For now, the Brand memo is most useful as a tool in DOJ pitch meetings, where defendants argue for non-intervention. But as parties in FCA cases grapple with the Brand memo in litigation, this line of cases will be persuasive in defining the boundary between legislative and interpretive rules.
(c) Use of Guidance Documents Post-Escobar
In Escobar, the Supreme Court held that, to be actionable under the FCA, a “misrepresentation must be material” to the government’s payment decision. The court’s broad outline of the materiality standard in FCA cases—stating that the standard is “rigorous” and “demanding”—has led to increased litigation of the materiality standard. One important insight provided by the court was that “if the Government regularly pays a particular type of claim in full despite actual knowledge that certain requirements were violated, and has signaled no change in position, that is strong evidence that the requirements are not material.
Many courts that have applied Escobar favorably to the defense. For example, Judge Steven Merryday’s recently issued a colorful opinion in United States ex rel. Ruckh v. Salus Rehab., LLC, 2018 BL 10554 (M.D. Fla. Jan. 11, 2018) finding “[t]he record suffers an entire absence of evidence of the kind a disinterested observer, fully informed and fairly guided by Escobar, would confidently expect on the question of materiality.” One cannot fault practitioners for having expected a greater reliance on agency guidance materials in FCA materiality analyses to date. In light of the Brand memo, however, such guidance documents necessarily will play a more limited role in FCA materiality analyses.

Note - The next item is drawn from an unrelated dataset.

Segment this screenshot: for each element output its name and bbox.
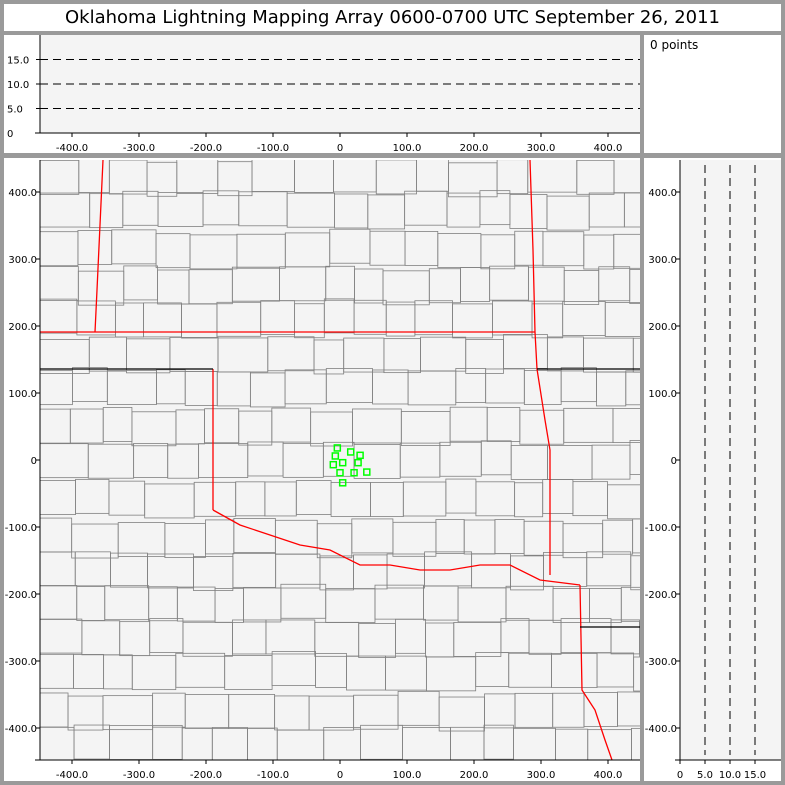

To the extent an agency guidance document elaborates upon existing law and creates additional obligations, under the Brand memo, noncompliance with that obligation cannot be used as evidence of an FCA violation, and, potentially, the creation of that document cannot be used as evidence of the materiality of the additional obligation.
Conclusion
One stated purpose of the Granston memo was to “ensure consistency across the Department” with regard to dismissals of qui tam actions and, presumably, under the Brand memo more consistent treatment of agency guidance documents in FCA cases may be expected. Such consistency, however, will only follow a highly-litigated transition period as parties in health care FCA cases seek to understand and apply the memoranda. Neither the Brand memo nor the Granston memo is a panacea for defendants in health care enforcement actions, but both documents—coupled with the evolution of case law following Escobar—support a host of new defense strategies that are sure to be litigated extensively in FCA cases.